Der durchschnittliche Hebesatz zur Grundsteuer in Deutschland ist laut einer Studie im vergangenen Jahr so stark gestiegen wie seit Jahrzehnten nicht: Bundesweit betrug der Anstieg 18 Prozentpunkte, wie die Beratungsfirma EY in Stuttgart mitteilte. Jede vierte Kommune hob die Hebesätze demnach an. Großen Einfluss auf das Gesamtergebnis hatte Rheinland-Pfalz, wo die Hebesätze wegen eines Sonderfalls im Schnitt um 69 Prozentpunkte erhöht wurden.
Der kommunale Hebesatz ist einer von mehreren Faktoren zur Berechnung der Grundsteuer. Die Sätze stiegen den Angaben zufolge im vergangenen Jahr von 391 Prozent im Schnitt auf 409 Prozent. Viele Kommunen, insbesondere im Westen Deutschlands, stehen nach EY-Angaben finanziell „mit dem Rücken zur Wand“. Deshalb sei die Erhöhung der Grundsteuer vielfach „unausweichlich“ gewesen. „Angesichts der hohen Inflation der vergangenen Jahre kämpfen viele Kommunen mit Kostensteigerungen, die sie weitergeben müssen“, sagte Heinrich Fleischer von EY. Leidtragende seien dann die Bürgerinnen und Bürger.
Vier von fünf Kommunen in Rheinland-Pfalz erhöhten Hebesatz
EY untersucht seit 2005 die durchschnittlichen Hebesätze in Deutschland. Ein so deutlicher Anstieg wie im vergangenen Jahr wurde dabei noch nie registriert. Der bisherige Höchstwert hatte bei elf Prozentpunkten gelegen; er wurde 2011 verzeichnet.
53 Prozent der Kommunen hatten 2023 einen Hebesatz von 400 Prozent oder
mehr. Im Jahr 2005 waren nur fünf Prozent in diese Hochsteuergruppe
gefallen. Umgekehrt hatten 2005 noch 22 Prozent der Kommunen einen
Hebesatz unter der Marke von 300. Vergangenes Jahr waren es nur noch
drei Prozent.
Einfluss auf das Ergebnis hatte in diesem Jahr maßgeblich Rheinland-Pfalz, wo 2023 eine Reform des Kommunalen Finanzausgleichs in Kraft trat. Dadurch sahen sich viele Kommunen gezwungen, die Sätze zu erhöhen, um ihrerseits weiter durch den Finanzausgleich entlastet zu werden. 79 Prozent aller Kommunen in Rheinland-Pfalz erhöhten den Hebesatz.

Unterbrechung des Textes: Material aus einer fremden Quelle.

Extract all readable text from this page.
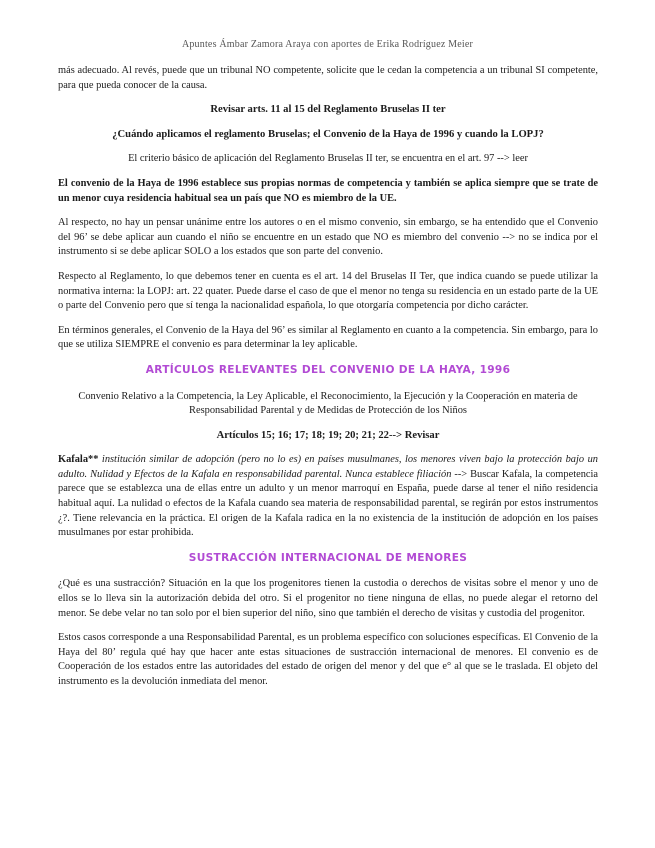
Apuntes Ámbar Zamora Araya con aportes de Erika Rodríguez Meier

más adecuado. Al revés, puede que un tribunal NO competente, solicite que le cedan la competencia a un tribunal SI competente, para que pueda conocer de la causa.

Revisar arts. 11 al 15 del Reglamento Bruselas II ter
¿Cuándo aplicamos el reglamento Bruselas; el Convenio de la Haya de 1996 y cuando la LOPJ?

El criterio básico de aplicación del Reglamento Bruselas II ter, se encuentra en el art. 97 --> leer

El convenio de la Haya de 1996 establece sus propias normas de competencia y también se aplica siempre que se trate de un menor cuya residencia habitual sea un país que NO es miembro de la UE.

Al respecto, no hay un pensar unánime entre los autores o en el mismo convenio, sin embargo, se ha entendido que el Convenio del 96’ se debe aplicar aun cuando el niño se encuentre en un estado que NO es miembro del convenio --> no se indica por el instrumento si se debe aplicar SOLO a los estados que son parte del convenio.

Respecto al Reglamento, lo que debemos tener en cuenta es el art. 14 del Bruselas II Ter, que indica cuando se puede utilizar la normativa interna: la LOPJ: art. 22 quater. Puede darse el caso de que el menor no tenga su residencia en un estado parte de la UE o parte del Convenio pero que sí tenga la nacionalidad española, lo que otorgaría competencia por dicho carácter.

En términos generales, el Convenio de la Haya del 96’ es similar al Reglamento en cuanto a la competencia. Sin embargo, para lo que se utiliza SIEMPRE el convenio es para determinar la ley aplicable.

ARTÍCULOS RELEVANTES DEL CONVENIO DE LA HAYA, 1996

Convenio Relativo a la Competencia, la Ley Aplicable, el Reconocimiento, la Ejecución y la Cooperación en materia de Responsabilidad Parental y de Medidas de Protección de los Niños

Artículos 15; 16; 17; 18; 19; 20; 21; 22--> Revisar

Kafala** institución similar de adopción (pero no lo es) en países musulmanes, los menores viven bajo la protección bajo un adulto. Nulidad y Efectos de la Kafala en responsabilidad parental. Nunca establece filiación --> Buscar Kafala, la competencia parece que se establezca una de ellas entre un adulto y un menor marroquí en España, puede darse al tener el niño residencia habitual aquí. La nulidad o efectos de la Kafala cuando sea materia de responsabilidad parental, se regirán por estos instrumentos ¿?. Tiene relevancia en la práctica. El origen de la Kafala radica en la no existencia de la institución de adopción en los países musulmanes por estar prohibida.

SUSTRACCIÓN INTERNACIONAL DE MENORES

¿Qué es una sustracción? Situación en la que los progenitores tienen la custodia o derechos de visitas sobre el menor y uno de ellos se lo lleva sin la autorización debida del otro. Si el progenitor no tiene ninguna de ellas, no puede alegar el retorno del menor. Se debe velar no tan solo por el bien superior del niño, sino que también el derecho de visitas y custodia del progenitor.

Estos casos corresponde a una Responsabilidad Parental, es un problema específico con soluciones específicas. El Convenio de la Haya del 80’ regula qué hay que hacer ante estas situaciones de sustracción internacional de menores. El convenio es de Cooperación de los estados entre las autoridades del estado de origen del menor y del que e° al que se le traslada. El objeto del instrumento es la devolución inmediata del menor.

Nur 49 Gemeinden senkten Sätze
Bundesweit hoben 2.671 der rund 10.800 Kommunen ihre Hebesätze an, in lediglich 49 Gemeinden oder Städten sanken die Sätze. Am höchsten sind die Hebesätze demnach in Nordrhein-Westfalen mit 577 Prozent, dahinter folgen Hessen (507 Prozent) und Rheinland-Pfalz (464 Prozent). Schleswig-Holstein (348 Prozent) und Bayern (355 Prozent) stehen am Ende der Skala.

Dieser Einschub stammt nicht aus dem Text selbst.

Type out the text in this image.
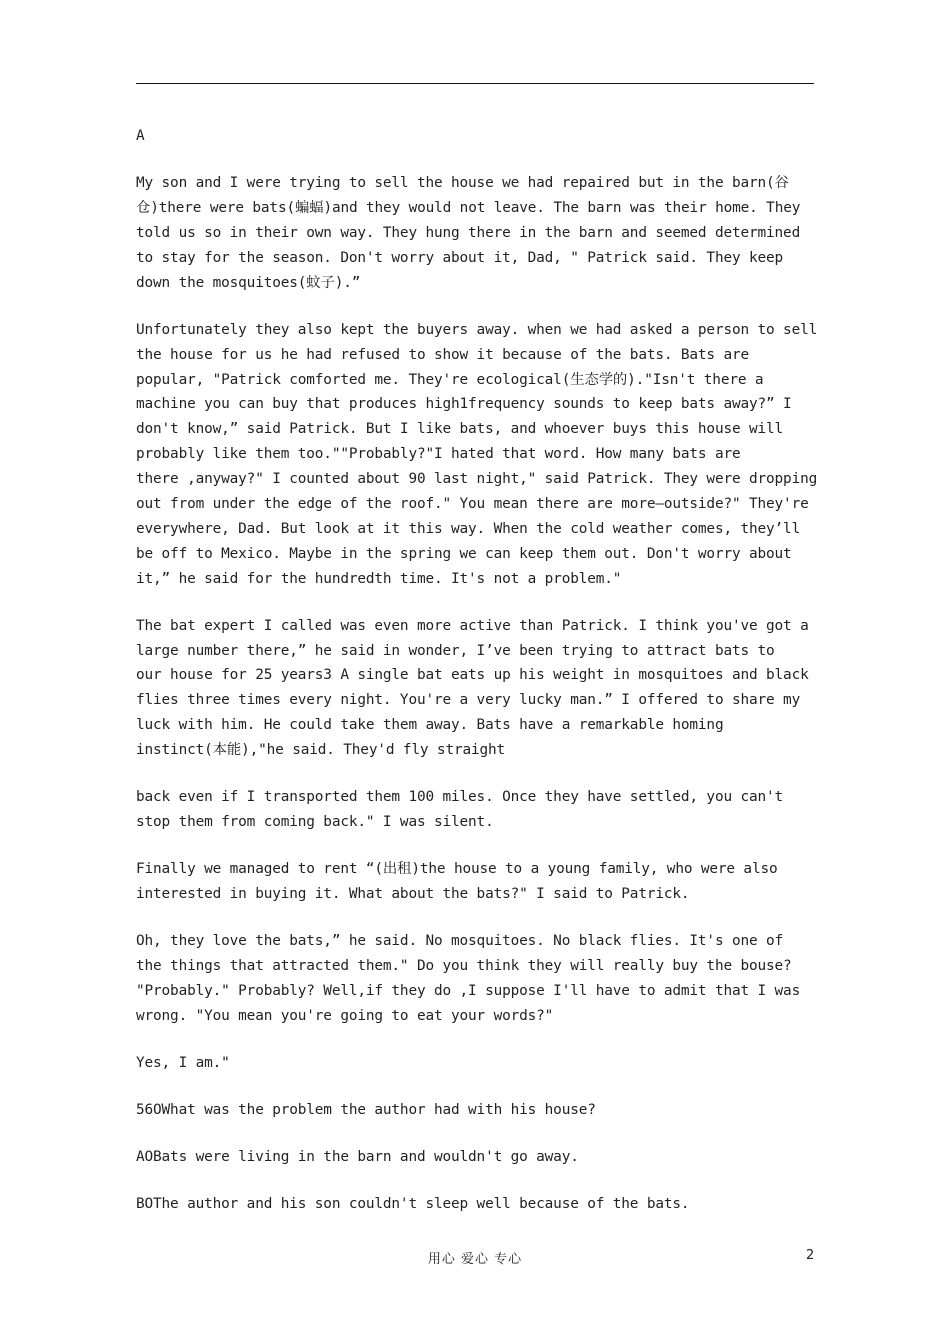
A
My son and I were trying to sell the house we had repaired but in the barn(谷
仓)there were bats(蝙蝠)and they would not leave. The barn was their home. They
told us so in their own way. They hung there in the barn and seemed determined
to stay for the season. Don't worry about it, Dad, " Patrick said. They keep
down the mosquitoes(蚊子).”
Unfortunately they also kept the buyers away. when we had asked a person to sell
the house for us he had refused to show it because of the bats. Bats are
popular, "Patrick comforted me. They're ecological(生态学的)."Isn't there a
machine you can buy that produces high1frequency sounds to keep bats away?” I
don't know,” said Patrick. But I like bats, and whoever buys this house will
probably like them too.""Probably?"I hated that word. How many bats are
there ,anyway?" I counted about 90 last night," said Patrick. They were dropping
out from under the edge of the roof." You mean there are more—outside?" They're
everywhere, Dad. But look at it this way. When the cold weather comes, they’ll
be off to Mexico. Maybe in the spring we can keep them out. Don't worry about
it,” he said for the hundredth time. It's not a problem."
The bat expert I called was even more active than Patrick. I think you've got a
large number there,” he said in wonder, I’ve been trying to attract bats to
our house for 25 years3 A single bat eats up his weight in mosquitoes and black
flies three times every night. You're a very lucky man.” I offered to share my
luck with him. He could take them away. Bats have a remarkable homing
instinct(本能),"he said. They'd fly straight
back even if I transported them 100 miles. Once they have settled, you can't
stop them from coming back." I was silent.
Finally we managed to rent “(出租)the house to a young family, who were also
interested in buying it. What about the bats?" I said to Patrick.
Oh, they love the bats,” he said. No mosquitoes. No black flies. It's one of
the things that attracted them." Do you think they will really buy the bouse?
"Probably." Probably? Well,if they do ,I suppose I'll have to admit that I was
wrong. "You mean you're going to eat your words?"
Yes, I am."
56OWhat was the problem the author had with his house?
AOBats were living in the barn and wouldn't go away.
BOThe author and his son couldn't sleep well because of the bats.
用心 爱心 专心	2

Fleischer erwartet, dass auch im laufenden Jahr viele Kommunen ihre Hebesätze wieder erhöhen – auch um das Versprechen einhalten zu können, die Bürger durch die Anwendung des neuen Grundsteuerrechts ab 2025 nicht zusätzlich zu belasten.

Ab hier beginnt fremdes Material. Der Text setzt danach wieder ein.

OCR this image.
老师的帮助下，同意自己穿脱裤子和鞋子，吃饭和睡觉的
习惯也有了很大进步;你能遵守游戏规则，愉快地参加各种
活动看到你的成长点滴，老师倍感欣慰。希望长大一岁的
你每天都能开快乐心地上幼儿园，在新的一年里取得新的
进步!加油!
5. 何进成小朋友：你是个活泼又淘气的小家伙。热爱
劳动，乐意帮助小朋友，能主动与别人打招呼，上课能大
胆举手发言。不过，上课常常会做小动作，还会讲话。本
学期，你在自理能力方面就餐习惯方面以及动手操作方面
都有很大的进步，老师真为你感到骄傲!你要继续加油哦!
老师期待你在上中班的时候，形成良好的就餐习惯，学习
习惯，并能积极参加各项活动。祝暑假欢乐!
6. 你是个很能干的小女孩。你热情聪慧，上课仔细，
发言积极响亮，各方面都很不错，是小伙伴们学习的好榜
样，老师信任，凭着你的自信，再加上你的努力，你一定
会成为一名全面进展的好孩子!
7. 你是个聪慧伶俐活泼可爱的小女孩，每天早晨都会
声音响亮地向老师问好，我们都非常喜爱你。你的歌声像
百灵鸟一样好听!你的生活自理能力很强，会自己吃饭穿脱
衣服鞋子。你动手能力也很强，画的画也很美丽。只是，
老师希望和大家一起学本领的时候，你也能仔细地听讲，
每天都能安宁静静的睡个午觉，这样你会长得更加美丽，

Ab 1. Januar 2025 soll eine neue Grundsteuer erhoben werden. In den meisten Bundesländern erfolgt dies nach dem sogenannten Bundesmodell, in anderen nach eigenen Modellen, die sich stärker nach Flächengrößen oder Bodenwerten richten. Aus den neu ermittelten Grundsteuerwerten, einer Steuermesszahl und dem kommunalen Hebesatz ergibt sich der neue zu zahlende Betrag.